When he returns, he plans to begin full pursuit of his master’s degree in education at Washington. Kelley already has a tentative thesis, attempting to define the differences in attitude among those who live in slums in the United States and those who live in slums in South Africa.

“I think the mindset South Africans hold is a lot stronger than ours here as far as taking advantage of what opportunities you have,” he said.

Kelley said he wants to find out “why don’t we have that same mindset here as Americans?”

Most important, though, he wants to be a good role model for the four children in his family, as well as the other 38 Ipintombi Dancers that Kelley says “makes me feel like I have 42 kids.”

“My family had our difficulties and shaped me to understand as a father what I don’t want my kids to go through,” he said. “We’ve got a real diverse bunch of kids here, so many different personalities. But they all come together to do a lot of great things.”

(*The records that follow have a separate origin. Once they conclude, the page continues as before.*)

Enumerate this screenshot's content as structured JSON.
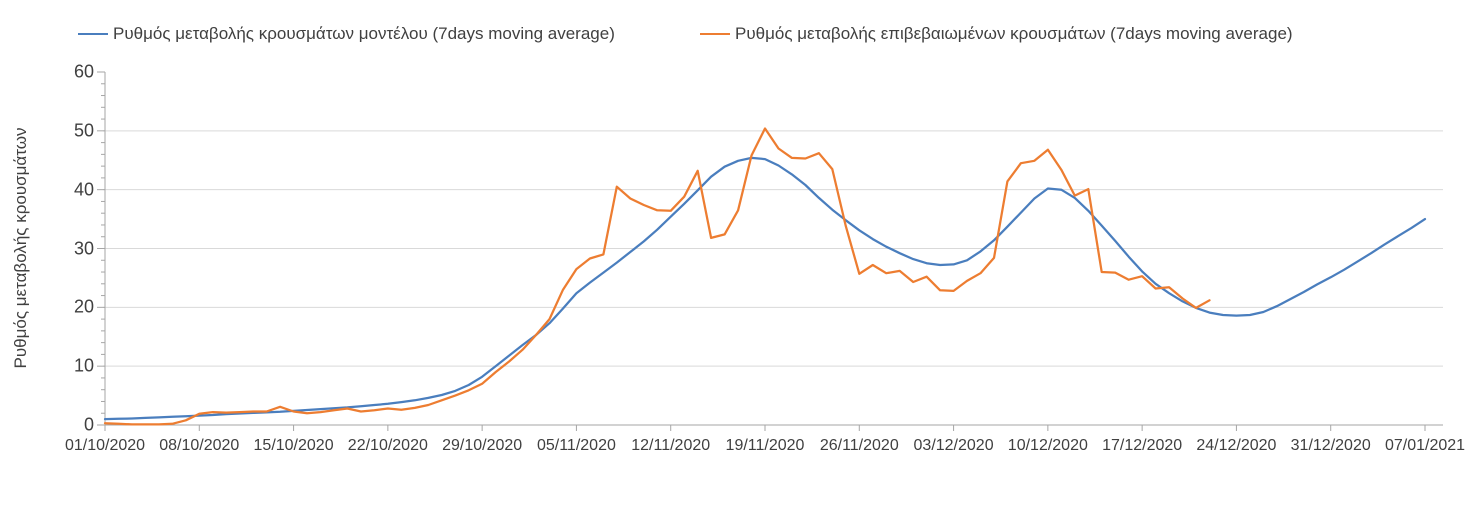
{
  "chart_data": {
    "type": "line",
    "title": "",
    "xlabel": "",
    "ylabel": "Ρυθμός μεταβολής κρουσμάτων",
    "ylim": [
      0,
      60
    ],
    "y_major_step": 10,
    "y_minor_step": 2,
    "grid": "horizontal-major",
    "legend_position": "top",
    "y_tick_values": [
      0,
      10,
      20,
      30,
      40,
      50,
      60
    ],
    "y_tick_labels": [
      "0",
      "10",
      "20",
      "30",
      "40",
      "50",
      "60"
    ],
    "y_gridline_values": [
      10,
      20,
      30,
      40,
      50
    ],
    "x_tick_days": [
      0,
      7,
      14,
      21,
      28,
      35,
      42,
      49,
      56,
      63,
      70,
      77,
      84,
      91,
      98
    ],
    "x_tick_labels": [
      "01/10/2020",
      "08/10/2020",
      "15/10/2020",
      "22/10/2020",
      "29/10/2020",
      "05/11/2020",
      "12/11/2020",
      "19/11/2020",
      "26/11/2020",
      "03/12/2020",
      "10/12/2020",
      "17/12/2020",
      "24/12/2020",
      "31/12/2020",
      "07/01/2021"
    ],
    "x_range_days": [
      0,
      98
    ],
    "x_unit": "date (dd/mm/yyyy), daily points",
    "series": [
      {
        "name": "Ρυθμός μεταβολής κρουσμάτων μοντέλου (7days moving average)",
        "color": "#4A7EBE",
        "start_day": 0,
        "values": [
          1.0,
          1.05,
          1.1,
          1.2,
          1.3,
          1.4,
          1.5,
          1.6,
          1.7,
          1.85,
          1.95,
          2.05,
          2.15,
          2.25,
          2.4,
          2.55,
          2.7,
          2.85,
          3.0,
          3.2,
          3.4,
          3.6,
          3.9,
          4.2,
          4.6,
          5.1,
          5.8,
          6.8,
          8.2,
          10.0,
          11.8,
          13.6,
          15.3,
          17.3,
          19.8,
          22.4,
          24.2,
          25.9,
          27.6,
          29.4,
          31.2,
          33.2,
          35.4,
          37.6,
          39.9,
          42.2,
          43.9,
          44.9,
          45.4,
          45.2,
          44.1,
          42.6,
          40.8,
          38.6,
          36.6,
          34.8,
          33.1,
          31.6,
          30.3,
          29.2,
          28.2,
          27.5,
          27.2,
          27.3,
          28.0,
          29.5,
          31.4,
          33.7,
          36.1,
          38.5,
          40.2,
          40.0,
          38.6,
          36.4,
          33.9,
          31.3,
          28.6,
          26.1,
          24.0,
          22.4,
          21.0,
          19.9,
          19.1,
          18.7,
          18.6,
          18.7,
          19.2,
          20.2,
          21.4,
          22.6,
          23.9,
          25.1,
          26.4,
          27.8,
          29.2,
          30.7,
          32.1,
          33.5,
          35.0
        ]
      },
      {
        "name": "Ρυθμός μεταβολής επιβεβαιωμένων κρουσμάτων (7days moving average)",
        "color": "#ED7D31",
        "start_day": 0,
        "values": [
          0.3,
          0.2,
          0.1,
          0.1,
          0.1,
          0.2,
          0.8,
          1.9,
          2.2,
          2.1,
          2.2,
          2.3,
          2.3,
          3.1,
          2.3,
          2.0,
          2.2,
          2.5,
          2.8,
          2.3,
          2.5,
          2.8,
          2.6,
          2.9,
          3.4,
          4.2,
          5.0,
          5.9,
          7.0,
          9.0,
          10.8,
          12.8,
          15.3,
          18.0,
          23.0,
          26.5,
          28.3,
          29.0,
          40.5,
          38.5,
          37.4,
          36.5,
          36.4,
          38.8,
          43.2,
          31.8,
          32.4,
          36.5,
          45.8,
          50.4,
          47.0,
          45.4,
          45.3,
          46.2,
          43.5,
          33.8,
          25.7,
          27.2,
          25.8,
          26.2,
          24.3,
          25.2,
          22.9,
          22.8,
          24.5,
          25.8,
          28.4,
          41.4,
          44.5,
          44.9,
          46.8,
          43.4,
          39.0,
          40.1,
          26.0,
          25.9,
          24.7,
          25.3,
          23.2,
          23.4,
          21.5,
          19.9,
          21.2
        ]
      }
    ],
    "colors": {
      "gridline": "#D9D9D9",
      "axis": "#A6A6A6",
      "tick": "#A6A6A6",
      "text": "#404040",
      "background": "#FFFFFF"
    }
  }
}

Kelley hasn’t completely given up on football, though he readily admits that his off-field interests the past two years probably haven’t helped his play.

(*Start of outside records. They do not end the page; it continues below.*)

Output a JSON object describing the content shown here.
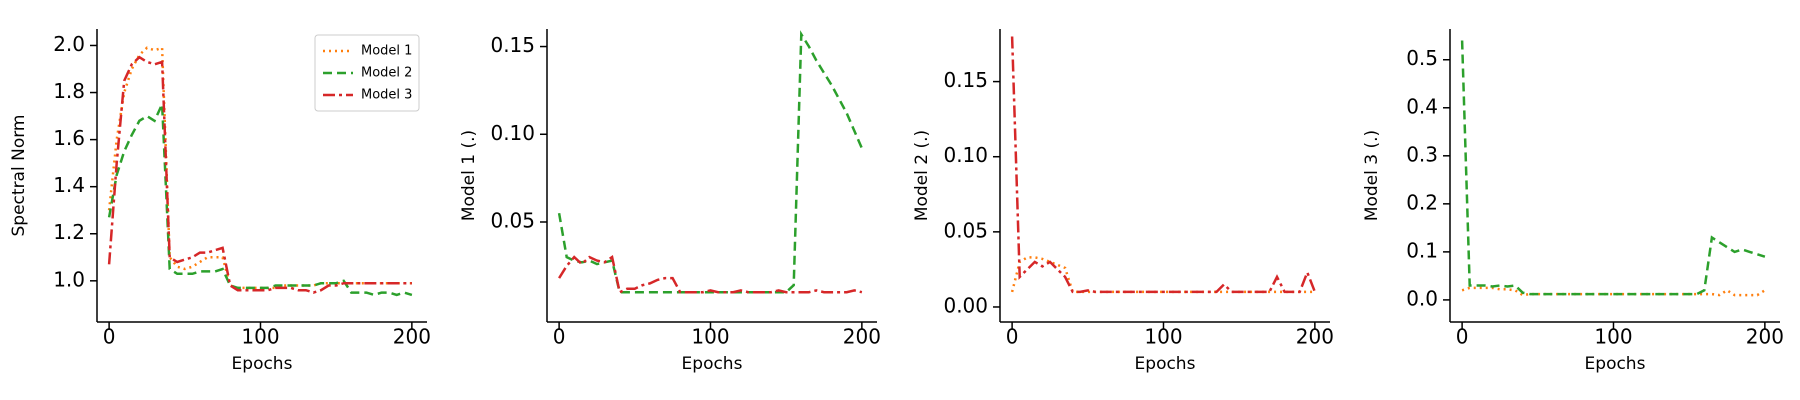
{
  "chart_data": [
    {
      "type": "line",
      "ylabel": "Spectral Norm",
      "xlabel": "Epochs",
      "x": [
        0,
        5,
        10,
        15,
        20,
        25,
        30,
        35,
        40,
        45,
        50,
        55,
        60,
        65,
        70,
        75,
        80,
        85,
        90,
        95,
        100,
        105,
        110,
        115,
        120,
        125,
        130,
        135,
        140,
        145,
        150,
        155,
        160,
        165,
        170,
        175,
        180,
        185,
        190,
        195,
        200
      ],
      "xlim": [
        -8,
        210
      ],
      "xticks": [
        0,
        100,
        200
      ],
      "ylim": [
        0.825,
        2.07
      ],
      "yticks": [
        {
          "value": 1,
          "label": "1.0"
        },
        1.2,
        1.4,
        1.6,
        1.8,
        {
          "value": 2,
          "label": "2.0"
        }
      ],
      "legend": "upper right",
      "series": [
        {
          "name": "Model 1",
          "color": "#ff7f0e",
          "dash": "dotted",
          "values": [
            1.3,
            1.6,
            1.8,
            1.9,
            1.96,
            1.99,
            1.98,
            1.99,
            1.1,
            1.06,
            1.05,
            1.06,
            1.08,
            1.1,
            1.1,
            1.1,
            0.98,
            0.97,
            0.97,
            0.97,
            0.97,
            0.97,
            0.97,
            0.98,
            0.98,
            0.98,
            0.98,
            0.98,
            0.99,
            0.99,
            0.99,
            0.99,
            0.99,
            0.99,
            0.99,
            0.99,
            0.99,
            0.99,
            0.99,
            0.99,
            0.99
          ]
        },
        {
          "name": "Model 2",
          "color": "#2ca02c",
          "dash": "dashed",
          "values": [
            1.27,
            1.45,
            1.55,
            1.62,
            1.68,
            1.7,
            1.68,
            1.75,
            1.05,
            1.03,
            1.03,
            1.03,
            1.04,
            1.04,
            1.04,
            1.05,
            0.98,
            0.97,
            0.97,
            0.97,
            0.97,
            0.97,
            0.98,
            0.98,
            0.98,
            0.98,
            0.98,
            0.98,
            0.99,
            0.99,
            0.99,
            1.0,
            0.95,
            0.95,
            0.95,
            0.94,
            0.95,
            0.95,
            0.94,
            0.95,
            0.94
          ]
        },
        {
          "name": "Model 3",
          "color": "#d62728",
          "dash": "dashdot",
          "values": [
            1.07,
            1.5,
            1.85,
            1.92,
            1.95,
            1.93,
            1.92,
            1.93,
            1.1,
            1.08,
            1.09,
            1.1,
            1.12,
            1.12,
            1.13,
            1.14,
            0.98,
            0.96,
            0.96,
            0.96,
            0.96,
            0.96,
            0.97,
            0.97,
            0.97,
            0.96,
            0.96,
            0.95,
            0.96,
            0.98,
            0.98,
            0.99,
            0.99,
            0.99,
            0.99,
            0.99,
            0.99,
            0.99,
            0.99,
            0.99,
            0.99
          ]
        }
      ]
    },
    {
      "type": "line",
      "ylabel": "Model 1 (.)",
      "xlabel": "Epochs",
      "x": [
        0,
        5,
        10,
        15,
        20,
        25,
        30,
        35,
        40,
        45,
        50,
        55,
        60,
        65,
        70,
        75,
        80,
        85,
        90,
        95,
        100,
        105,
        110,
        115,
        120,
        125,
        130,
        135,
        140,
        145,
        150,
        155,
        160,
        165,
        170,
        175,
        180,
        185,
        190,
        195,
        200
      ],
      "xlim": [
        -8,
        210
      ],
      "xticks": [
        0,
        100,
        200
      ],
      "ylim": [
        -0.007,
        0.16
      ],
      "yticks": [
        0.05,
        {
          "value": 0.1,
          "label": "0.10"
        },
        0.15
      ],
      "series": [
        {
          "color": "#2ca02c",
          "dash": "dashed",
          "values": [
            0.055,
            0.03,
            0.028,
            0.027,
            0.028,
            0.026,
            0.027,
            0.028,
            0.01,
            0.01,
            0.01,
            0.01,
            0.01,
            0.01,
            0.01,
            0.01,
            0.01,
            0.01,
            0.01,
            0.01,
            0.01,
            0.01,
            0.01,
            0.01,
            0.01,
            0.01,
            0.01,
            0.01,
            0.01,
            0.01,
            0.01,
            0.014,
            0.157,
            0.15,
            0.142,
            0.135,
            0.128,
            0.12,
            0.112,
            0.102,
            0.092
          ]
        },
        {
          "color": "#d62728",
          "dash": "dashdot",
          "values": [
            0.018,
            0.025,
            0.03,
            0.026,
            0.03,
            0.028,
            0.027,
            0.03,
            0.01,
            0.012,
            0.012,
            0.014,
            0.015,
            0.017,
            0.018,
            0.018,
            0.01,
            0.01,
            0.01,
            0.01,
            0.011,
            0.01,
            0.01,
            0.01,
            0.011,
            0.01,
            0.01,
            0.01,
            0.01,
            0.011,
            0.01,
            0.01,
            0.01,
            0.01,
            0.011,
            0.01,
            0.01,
            0.01,
            0.01,
            0.011,
            0.01
          ]
        }
      ]
    },
    {
      "type": "line",
      "ylabel": "Model 2 (.)",
      "xlabel": "Epochs",
      "x": [
        0,
        5,
        10,
        15,
        20,
        25,
        30,
        35,
        40,
        45,
        50,
        55,
        60,
        65,
        70,
        75,
        80,
        85,
        90,
        95,
        100,
        105,
        110,
        115,
        120,
        125,
        130,
        135,
        140,
        145,
        150,
        155,
        160,
        165,
        170,
        175,
        180,
        185,
        190,
        195,
        200
      ],
      "xlim": [
        -8,
        210
      ],
      "xticks": [
        0,
        100,
        200
      ],
      "ylim": [
        -0.01,
        0.185
      ],
      "yticks": [
        {
          "value": 0,
          "label": "0.00"
        },
        0.05,
        {
          "value": 0.1,
          "label": "0.10"
        },
        0.15
      ],
      "series": [
        {
          "color": "#ff7f0e",
          "dash": "dotted",
          "values": [
            0.01,
            0.03,
            0.033,
            0.033,
            0.032,
            0.03,
            0.028,
            0.026,
            0.01,
            0.01,
            0.01,
            0.01,
            0.01,
            0.01,
            0.01,
            0.01,
            0.01,
            0.01,
            0.01,
            0.01,
            0.01,
            0.01,
            0.01,
            0.01,
            0.01,
            0.01,
            0.01,
            0.01,
            0.01,
            0.01,
            0.01,
            0.01,
            0.01,
            0.01,
            0.01,
            0.01,
            0.01,
            0.01,
            0.01,
            0.01,
            0.01
          ]
        },
        {
          "color": "#d62728",
          "dash": "dashdot",
          "values": [
            0.18,
            0.02,
            0.025,
            0.03,
            0.027,
            0.03,
            0.025,
            0.02,
            0.01,
            0.01,
            0.011,
            0.01,
            0.01,
            0.01,
            0.01,
            0.01,
            0.01,
            0.01,
            0.01,
            0.01,
            0.01,
            0.01,
            0.01,
            0.01,
            0.01,
            0.01,
            0.01,
            0.01,
            0.015,
            0.01,
            0.01,
            0.01,
            0.01,
            0.01,
            0.01,
            0.02,
            0.01,
            0.01,
            0.01,
            0.023,
            0.01
          ]
        }
      ]
    },
    {
      "type": "line",
      "ylabel": "Model 3 (.)",
      "xlabel": "Epochs",
      "x": [
        0,
        5,
        10,
        15,
        20,
        25,
        30,
        35,
        40,
        45,
        50,
        55,
        60,
        65,
        70,
        75,
        80,
        85,
        90,
        95,
        100,
        105,
        110,
        115,
        120,
        125,
        130,
        135,
        140,
        145,
        150,
        155,
        160,
        165,
        170,
        175,
        180,
        185,
        190,
        195,
        200
      ],
      "xlim": [
        -8,
        210
      ],
      "xticks": [
        0,
        100,
        200
      ],
      "ylim": [
        -0.046,
        0.564
      ],
      "yticks": [
        {
          "value": 0,
          "label": "0.0"
        },
        0.1,
        0.2,
        0.3,
        0.4,
        0.5
      ],
      "series": [
        {
          "color": "#ff7f0e",
          "dash": "dotted",
          "values": [
            0.02,
            0.025,
            0.025,
            0.025,
            0.025,
            0.022,
            0.022,
            0.02,
            0.01,
            0.012,
            0.012,
            0.012,
            0.012,
            0.012,
            0.012,
            0.012,
            0.012,
            0.012,
            0.012,
            0.012,
            0.012,
            0.012,
            0.012,
            0.012,
            0.012,
            0.012,
            0.012,
            0.012,
            0.012,
            0.012,
            0.012,
            0.012,
            0.012,
            0.012,
            0.01,
            0.02,
            0.01,
            0.01,
            0.01,
            0.01,
            0.02
          ]
        },
        {
          "color": "#2ca02c",
          "dash": "dashed",
          "values": [
            0.54,
            0.03,
            0.03,
            0.03,
            0.028,
            0.03,
            0.028,
            0.03,
            0.015,
            0.012,
            0.012,
            0.012,
            0.012,
            0.012,
            0.012,
            0.012,
            0.012,
            0.012,
            0.012,
            0.012,
            0.012,
            0.012,
            0.012,
            0.012,
            0.012,
            0.012,
            0.012,
            0.012,
            0.012,
            0.012,
            0.012,
            0.012,
            0.02,
            0.13,
            0.12,
            0.11,
            0.1,
            0.105,
            0.1,
            0.095,
            0.09
          ]
        }
      ]
    }
  ]
}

“The first year he went (to South Africa), there’s no question it got such a hold of him that it did take away from what he was capable of being as a football player,” Neuheisel said. “Going back last year, he was able to put everything into perspective in how it all fits into place in his life. He’s been a much more focused and driven athlete this year and consequently he’s been a much more productive football player. He’s got a chance (in the NFL). The NFL is full of overachievers, and he’s an overachiever in a lot of ways.”

The money that an NFL career would provide, Kelley says, would be nice. The family lives in UW student housing on Kelley’s scholarship check and Tonya’s savings.

But if he’s not drafted — which seems the more likely scenario given that Kelley had 10 tackles in 12 games this season, though five were sacks — Kelley says he’ll hang up his cleats.

“If it doesn’t happen, it won’t be the end of the world for me anymore,” Kelley said.

No. Just the beginning of a new one.